3. Kedatangan dan Keberangkatan kapal Dalam Negeri


1. Narkhoda melalui agent pelayaran melaporkan kepad kepala KKP tentang
rencana keberangkatan kapal keluar negeri
2. Agent pelayaran menyerahkan dokumen kesehatan yang original :
a. Buku kesehatan
b. SSLC/SSCC
c. Crew list
i. General nil list
j. Sertifikat P3K
3. Agent pelayaran mengisih lembaran disposisi yang di serakan kepada
petugas KKP
4. Petugas KKP melakukan pemeriksaan penelitian:
5. Petugas KKP memasukan dan mencatatat data kedalam buku registrasi in
out clearence
6. Bila dokumen kesehatan :
a. Lengkap dan berlaku dan hasil pemeriksaan sanitasi kapal baik : maka
kapal melalui agent pembayaran diterbitkan izin berlayar kesehatan
c. Tidak lengkap atau tidak berlaku : agent pelayaran untuk harus segera
melengkapi, setelah lengkap kemudian terbitkan izin berlayar
7. Agen berlayar menyelesaikan pembayaran PNBP PHQC
8. Petugas menyerahkan PHQC berserta kelengkapan dokumen kepada agen
pelayaran

G. ISYARAT KARANTINA
Isyarat karantina biasa di sebut isyarat Q merupakan prosedur
internasional untuk untuk menyatakan bahwa sebuah kapal masih belum di izinkan
masuk kepelabuhan dan menjadi pengawasan kantor kesehatan pelabuhan.
Umumnya dinyatakan dalam bentuk pengibaran bendera kuning di kapal.

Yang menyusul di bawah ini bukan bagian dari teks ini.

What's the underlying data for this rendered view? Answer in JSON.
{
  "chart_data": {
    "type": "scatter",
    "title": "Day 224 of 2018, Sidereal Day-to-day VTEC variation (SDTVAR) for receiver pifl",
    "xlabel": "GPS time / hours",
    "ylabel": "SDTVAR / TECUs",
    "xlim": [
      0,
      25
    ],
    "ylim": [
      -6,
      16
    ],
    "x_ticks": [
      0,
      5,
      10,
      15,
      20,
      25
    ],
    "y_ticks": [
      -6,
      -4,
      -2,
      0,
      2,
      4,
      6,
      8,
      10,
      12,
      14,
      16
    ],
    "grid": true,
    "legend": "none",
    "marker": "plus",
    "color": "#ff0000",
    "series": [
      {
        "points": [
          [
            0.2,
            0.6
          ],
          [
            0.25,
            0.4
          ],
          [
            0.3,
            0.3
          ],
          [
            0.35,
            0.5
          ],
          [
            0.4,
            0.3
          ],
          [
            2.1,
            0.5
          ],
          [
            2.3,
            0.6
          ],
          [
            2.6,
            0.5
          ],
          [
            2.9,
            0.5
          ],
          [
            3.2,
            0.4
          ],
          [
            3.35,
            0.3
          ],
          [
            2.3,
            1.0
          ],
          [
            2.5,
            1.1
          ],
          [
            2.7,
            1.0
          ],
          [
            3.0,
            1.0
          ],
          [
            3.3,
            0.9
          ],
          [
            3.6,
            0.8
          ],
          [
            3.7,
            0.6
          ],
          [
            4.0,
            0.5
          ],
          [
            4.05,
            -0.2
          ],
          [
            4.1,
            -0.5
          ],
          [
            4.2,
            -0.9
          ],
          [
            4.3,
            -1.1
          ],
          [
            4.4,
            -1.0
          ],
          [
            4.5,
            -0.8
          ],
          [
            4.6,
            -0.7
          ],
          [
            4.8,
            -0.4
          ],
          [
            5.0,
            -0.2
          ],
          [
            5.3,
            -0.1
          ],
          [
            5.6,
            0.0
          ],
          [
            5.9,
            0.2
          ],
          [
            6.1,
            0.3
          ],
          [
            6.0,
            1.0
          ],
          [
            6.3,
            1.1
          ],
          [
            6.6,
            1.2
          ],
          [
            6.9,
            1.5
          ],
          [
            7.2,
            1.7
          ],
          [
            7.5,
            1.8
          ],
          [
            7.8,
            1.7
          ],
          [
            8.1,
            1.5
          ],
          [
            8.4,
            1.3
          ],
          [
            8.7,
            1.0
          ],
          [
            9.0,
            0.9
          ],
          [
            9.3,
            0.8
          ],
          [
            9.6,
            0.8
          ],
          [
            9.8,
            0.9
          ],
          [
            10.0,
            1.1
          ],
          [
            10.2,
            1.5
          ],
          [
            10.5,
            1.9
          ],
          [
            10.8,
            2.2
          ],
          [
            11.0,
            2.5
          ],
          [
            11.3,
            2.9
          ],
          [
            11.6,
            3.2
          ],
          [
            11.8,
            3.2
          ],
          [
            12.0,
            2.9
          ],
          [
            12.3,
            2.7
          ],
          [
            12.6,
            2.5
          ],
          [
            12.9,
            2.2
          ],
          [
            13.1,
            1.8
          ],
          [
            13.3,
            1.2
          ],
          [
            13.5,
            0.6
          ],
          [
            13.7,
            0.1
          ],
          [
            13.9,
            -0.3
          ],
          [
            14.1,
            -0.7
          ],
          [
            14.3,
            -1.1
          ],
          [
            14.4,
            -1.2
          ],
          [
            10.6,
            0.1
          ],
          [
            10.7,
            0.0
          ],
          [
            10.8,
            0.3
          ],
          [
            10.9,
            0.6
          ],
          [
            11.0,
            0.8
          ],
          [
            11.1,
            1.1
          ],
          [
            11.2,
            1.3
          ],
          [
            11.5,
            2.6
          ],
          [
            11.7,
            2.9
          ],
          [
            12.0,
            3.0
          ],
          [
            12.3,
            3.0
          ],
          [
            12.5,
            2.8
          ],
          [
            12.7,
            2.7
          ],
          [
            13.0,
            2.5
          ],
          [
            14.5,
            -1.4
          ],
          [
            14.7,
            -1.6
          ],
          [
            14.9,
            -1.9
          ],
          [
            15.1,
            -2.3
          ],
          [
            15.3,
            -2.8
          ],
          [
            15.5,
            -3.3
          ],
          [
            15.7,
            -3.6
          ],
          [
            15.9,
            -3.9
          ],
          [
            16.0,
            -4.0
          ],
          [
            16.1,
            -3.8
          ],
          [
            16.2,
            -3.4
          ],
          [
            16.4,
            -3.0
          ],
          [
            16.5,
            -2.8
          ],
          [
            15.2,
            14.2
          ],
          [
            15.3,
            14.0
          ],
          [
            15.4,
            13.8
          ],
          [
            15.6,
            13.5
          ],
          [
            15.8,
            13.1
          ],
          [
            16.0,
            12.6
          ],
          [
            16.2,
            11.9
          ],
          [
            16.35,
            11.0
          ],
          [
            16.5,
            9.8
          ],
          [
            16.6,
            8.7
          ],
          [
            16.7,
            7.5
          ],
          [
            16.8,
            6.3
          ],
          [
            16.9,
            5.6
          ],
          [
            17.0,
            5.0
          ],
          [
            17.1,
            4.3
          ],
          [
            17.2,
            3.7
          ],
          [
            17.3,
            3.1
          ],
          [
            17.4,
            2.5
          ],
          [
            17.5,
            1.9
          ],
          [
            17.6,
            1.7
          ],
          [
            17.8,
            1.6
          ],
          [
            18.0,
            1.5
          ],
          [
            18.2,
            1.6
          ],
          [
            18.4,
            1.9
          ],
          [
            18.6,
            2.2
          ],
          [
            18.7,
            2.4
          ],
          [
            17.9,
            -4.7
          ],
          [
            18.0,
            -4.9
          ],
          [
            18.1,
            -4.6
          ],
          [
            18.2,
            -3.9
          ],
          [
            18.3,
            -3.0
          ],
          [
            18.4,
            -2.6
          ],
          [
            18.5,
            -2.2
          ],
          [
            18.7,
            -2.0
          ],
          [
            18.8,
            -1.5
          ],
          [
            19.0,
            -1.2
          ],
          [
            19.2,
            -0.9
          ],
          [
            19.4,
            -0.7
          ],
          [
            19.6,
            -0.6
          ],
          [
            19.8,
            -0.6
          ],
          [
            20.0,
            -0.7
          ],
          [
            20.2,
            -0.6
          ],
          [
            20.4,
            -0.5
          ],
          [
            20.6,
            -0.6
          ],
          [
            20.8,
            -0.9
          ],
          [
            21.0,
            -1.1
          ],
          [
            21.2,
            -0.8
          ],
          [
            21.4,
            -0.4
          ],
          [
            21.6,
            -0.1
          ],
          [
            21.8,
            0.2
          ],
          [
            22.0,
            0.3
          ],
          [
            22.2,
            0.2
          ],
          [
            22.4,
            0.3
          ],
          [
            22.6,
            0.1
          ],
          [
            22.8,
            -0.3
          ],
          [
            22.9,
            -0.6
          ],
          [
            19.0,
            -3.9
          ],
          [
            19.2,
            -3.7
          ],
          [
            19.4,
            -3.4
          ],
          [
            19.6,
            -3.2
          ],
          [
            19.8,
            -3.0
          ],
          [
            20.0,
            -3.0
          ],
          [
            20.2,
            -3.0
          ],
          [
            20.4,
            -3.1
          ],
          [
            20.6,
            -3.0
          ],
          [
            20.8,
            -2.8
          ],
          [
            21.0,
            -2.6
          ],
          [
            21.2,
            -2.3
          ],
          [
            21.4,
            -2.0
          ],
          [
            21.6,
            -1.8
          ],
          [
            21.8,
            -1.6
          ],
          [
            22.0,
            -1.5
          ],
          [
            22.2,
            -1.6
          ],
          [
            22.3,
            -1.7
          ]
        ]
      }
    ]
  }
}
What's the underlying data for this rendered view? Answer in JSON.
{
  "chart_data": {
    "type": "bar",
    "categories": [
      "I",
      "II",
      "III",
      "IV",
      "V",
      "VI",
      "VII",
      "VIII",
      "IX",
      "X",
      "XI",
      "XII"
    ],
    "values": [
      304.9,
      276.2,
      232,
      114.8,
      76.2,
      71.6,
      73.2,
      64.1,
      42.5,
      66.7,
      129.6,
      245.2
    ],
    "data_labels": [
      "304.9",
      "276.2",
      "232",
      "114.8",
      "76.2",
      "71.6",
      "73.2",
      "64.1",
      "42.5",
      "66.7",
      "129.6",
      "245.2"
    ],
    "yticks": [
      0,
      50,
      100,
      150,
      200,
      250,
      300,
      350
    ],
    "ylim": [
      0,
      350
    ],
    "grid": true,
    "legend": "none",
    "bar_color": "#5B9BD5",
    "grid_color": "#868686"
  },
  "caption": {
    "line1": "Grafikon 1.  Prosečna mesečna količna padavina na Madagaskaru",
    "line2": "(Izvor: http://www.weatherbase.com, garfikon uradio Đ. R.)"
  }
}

Bederah
yang harus di ketahui :
Bendera Q (kuning) : siang hari
Dua lampu putih yang satu ditempatkan di atas yang lain, dengan jarak dua
meter yang tampak dari jarak dua mil : malam hari
Bendera coklat kuning : tanda kapal terinfeksi
Bendera segitiga biru kuning : tanda kapal suspek terinfeksi
Bendera segitiga putih hitam : tanda ada penumpang yang meninggal
Bendera biru, putih, merah : tanda di butuhkan seorang dokter
DAFTAR PUSTAKA

Ditjen PPM dan PLP Depkes RI, 1989, Manual Kantor Kesehatan Pelabuhan,
Jakarta.

Permenkes No.356/Menkes/Per/IV/2008 tentang Organisasi dan Tata Kerja Kantor


Kesehatan Pelabuhan, Jakarta.

Permenkes No. 530/Menkes/Per/VII/1987, tentang Sanitasi kapal, Jakarta.

Undang-Undang Nomor 1 Tahun 1962 tentang Karantina Laut.

WHO, 2005, Internasional Health Regulation (IHR), Geneva, Swiss.